U.S. Sen. Ron Wyden said he is co-sponsoring legislation that would protect domestic violence survivors from gun violence.
“Back in 2018, Oregon closed the ‘boyfriend loophole,’ protecting domestic abuse survivors from gun violence at the hands of their abusers. Domestic abuse survivors in every single state deserve the same level of protection as Oregonians,” Wyden said. “Congress must swiftly pass this needed public safety measure to help keep our most vulnerable safe.”
The Lori Jackson Domestic Violence Survivor Protection Act to close loopholes that let domestic abusers legally obtain weapons is named in memory of Lori Jackson, a Connecticut mother of two who was shot and killed by her estranged husband. He had legally obtained a handgun although he was subject to a temporary restraining order.

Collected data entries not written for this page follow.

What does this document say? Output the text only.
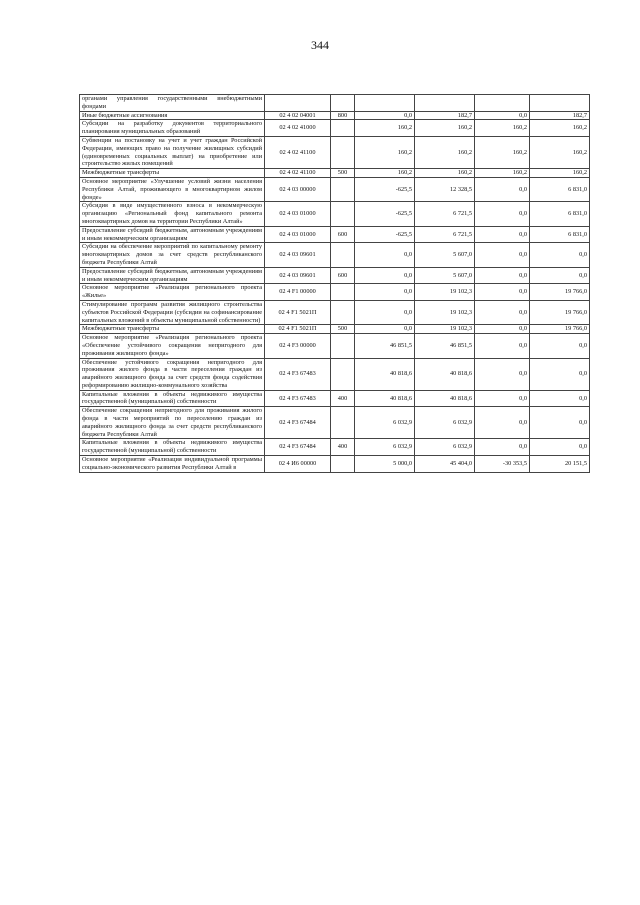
344
органами управления государственными внебюджетными фондами						
Иные бюджетные ассигнования	02 4 02 04001	800	0,0	182,7	0,0	182,7
Субсидии на разработку документов территориального планирования муниципальных образований	02 4 02 41000		160,2	160,2	160,2	160,2
Субвенции на постановку на учет и учет граждан Российской Федерации, имеющих право на получение жилищных субсидий (единовременных социальных выплат) на приобретение или строительство жилых помещений	02 4 02 41100		160,2	160,2	160,2	160,2
Межбюджетные трансферты	02 4 02 41100	500	160,2	160,2	160,2	160,2
Основное мероприятие «Улучшение условий жизни населения Республики Алтай, проживающего в многоквартирном жилом фонде»	02 4 03 00000		-625,5	12 328,5	0,0	6 831,0
Субсидия в виде имущественного взноса в некоммерческую организацию «Региональный фонд капитального ремонта многоквартирных домов на территории Республики Алтай»	02 4 03 01000		-625,5	6 721,5	0,0	6 831,0
Предоставление субсидий бюджетным, автономным учреждениям и иным некоммерческим организациям	02 4 03 01000	600	-625,5	6 721,5	0,0	6 831,0
Субсидии на обеспечение мероприятий по капитальному ремонту многоквартирных домов за счет средств республиканского бюджета Республики Алтай	02 4 03 09601		0,0	5 607,0	0,0	0,0
Предоставление субсидий бюджетным, автономным учреждениям и иным некоммерческим организациям	02 4 03 09601	600	0,0	5 607,0	0,0	0,0
Основное мероприятие «Реализация регионального проекта «Жилье»	02 4 F1 00000		0,0	19 102,3	0,0	19 766,0
Стимулирование программ развития жилищного строительства субъектов Российской Федерации (субсидии на софинансирование капитальных вложений в объекты муниципальной собственности)	02 4 F1 5021П		0,0	19 102,3	0,0	19 766,0
Межбюджетные трансферты	02 4 F1 5021П	500	0,0	19 102,3	0,0	19 766,0
Основное мероприятие «Реализация регионального проекта «Обеспечение устойчивого сокращения непригодного для проживания жилищного фонда»	02 4 F3 00000		46 851,5	46 851,5	0,0	0,0
Обеспечение устойчивого сокращения непригодного для проживания жилого фонда в части переселения граждан из аварийного жилищного фонда за счет средств фонда содействия реформированию жилищно-коммунального хозяйства	02 4 F3 67483		40 818,6	40 818,6	0,0	0,0
Капитальные вложения в объекты недвижимого имущества государственной (муниципальной) собственности	02 4 F3 67483	400	40 818,6	40 818,6	0,0	0,0
Обеспечение сокращения непригодного для проживания жилого фонда в части мероприятий по переселению граждан из аварийного жилищного фонда за счет средств республиканского бюджета Республики Алтай	02 4 F3 67484		6 032,9	6 032,9	0,0	0,0
Капитальные вложения в объекты недвижимого имущества государственной (муниципальной) собственности	02 4 F3 67484	400	6 032,9	6 032,9	0,0	0,0
Основное мероприятие «Реализация индивидуальной программы социально-экономического развития Республики Алтай в	02 4 И6 00000		5 000,0	45 404,0	-30 353,5	20 151,5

The U.S. House of Representatives is scheduled to take up the legislation this week as part of its reauthorization of the landmark Violence Against Women Act (VAWA).
Current federal law protects domestic violence survivors from gun violence by preventing their abusers from buying or possessing a firearm — but only once the court has issued a permanent restraining order. Further, the current definition of “intimate partner” used to prohibit individuals convicted of domestic violence from buying or possessing a firearm includes spouses, former spouses, people with a child in common, and cohabitants. However, there are many survivors of dating violence who were never married, do not live with their abuser, and have no children.
This bill would restrict those under temporary restraining order from buying or possessing a firearm, and would extend protections to domestic violence survivors abused by their dates.